Studies show that 75% of the population will experience foot problems at some point in their lives.
It is a common misconception that only older people have foot problems. Dr. Levenstien treats children and teenagers. All too often, children have structural imbalances of the feet that go unrecognized. These imbalances generally lead to common foot problems that are seen in adulthood. Such problems include: bunion deformity, hammertoe deformity, heel pain (Plantar Fasciitis), flat feet, and arthritis. These conditions can be treated early in life, making it less likely that they will develop when the child becomes an adult. Parents should pay attention to the way in which their children walk. Parents may notice that their children tend to walk with their “toes pointed inward” (Internal Tibial Torsion, Metatarsus Adductus), or that their children’s feet appear “flat” (Pes Planus). Active children and teenagers tend to complain of heel pain (Achilles Tendonitis, Osteochondrosis). Those children who take part in school sports are more likely to encounter foot and ankle sprains, fractured bones, and turf toe. Runners and sprinters may notice pain on the bottom of the heel, discomfort in the shins (Shin Splints), and pain in the arches. Children may notice dark lesions on the bottom of the foot (Warts), or painful ingrown toenails. It is not uncommon for them to step down upon a foreign object and develop an infection.
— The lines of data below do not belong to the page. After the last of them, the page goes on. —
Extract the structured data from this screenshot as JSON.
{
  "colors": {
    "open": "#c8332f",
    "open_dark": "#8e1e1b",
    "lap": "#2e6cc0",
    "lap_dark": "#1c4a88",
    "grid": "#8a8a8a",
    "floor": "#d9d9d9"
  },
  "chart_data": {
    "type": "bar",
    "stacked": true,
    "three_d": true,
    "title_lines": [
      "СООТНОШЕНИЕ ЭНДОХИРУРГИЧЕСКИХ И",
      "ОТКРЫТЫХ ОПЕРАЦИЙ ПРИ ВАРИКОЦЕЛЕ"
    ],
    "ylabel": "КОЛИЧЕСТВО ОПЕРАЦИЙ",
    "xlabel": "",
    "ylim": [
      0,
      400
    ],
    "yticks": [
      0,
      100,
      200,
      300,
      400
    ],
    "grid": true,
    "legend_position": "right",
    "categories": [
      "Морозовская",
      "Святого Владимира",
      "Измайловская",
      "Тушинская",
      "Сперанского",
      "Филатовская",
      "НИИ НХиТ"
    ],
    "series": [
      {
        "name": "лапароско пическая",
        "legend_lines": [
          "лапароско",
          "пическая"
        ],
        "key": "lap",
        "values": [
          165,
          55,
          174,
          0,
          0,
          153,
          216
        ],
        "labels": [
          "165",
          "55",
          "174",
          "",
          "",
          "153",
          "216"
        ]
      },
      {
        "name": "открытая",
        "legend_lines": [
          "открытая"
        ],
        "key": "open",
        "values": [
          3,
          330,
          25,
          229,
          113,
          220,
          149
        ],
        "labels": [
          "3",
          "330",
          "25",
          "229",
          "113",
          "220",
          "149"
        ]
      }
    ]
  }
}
Dr. Levenstien treats adults. Throughout adulthood, a host of foot pathology generally goes untreated. Both men and women are likely to notice Bunion Deformities and curling of the toes (Hammertoe Deformity). These conditions begin early in adulthood and they tend to get worse with time. Bunion deformities are generally best treated from early to middle stages of adulthood. Women who wear elevated shoes more commonly complain of “pins and needles pain” in the foot and often state that they feel as if they are “stepping upon a pebble” (Morton's Neuroma), Tarsal Tunnel Syndrome). They tend to complain of “bump pain” in the back of the heel (Haglund’s Deformity). A high percentage of adults often complain of pain in the heel upon the first step in the morning (Plantar Fasciitis). Some adults will complain of pain in the ankle, and notice that they have trouble “standing upon their tiptoes” (Posterior Tibial Tendon Dysfunction). Men over the age of 40 may complain of sharp pain and swelling of the big toe or the ankle (Gout). Many adults may notice skin abnormalities (Dermatitis), change color of their toenail (Nail Fungus), or ingrown corners of the nail (Ingrown Toenail).
Dr. Levenstien treats seniors. Senior citizens may complain of “stiffness in the joints” (Arthritis). They tend to be concerned about ambulating comfortably. They may notice lesions on their skin that are aggravated by their shoe gear. Seniors may complain of painful foot deformities that were left untreated when they were younger. Circulatory impairment (Atherosclerosis), degenerative joint disease, and abnormal skin lesions are common findings. With proper treatment, seniors may enjoy many years of pain free walking. It is recommended that individuals with Diabetes Mellitus should have the feet examined. Diabetic patients are at high risk for developing Peripheral Vascular Disease, Peripheral Neuropathy, Ulcers, and Infections.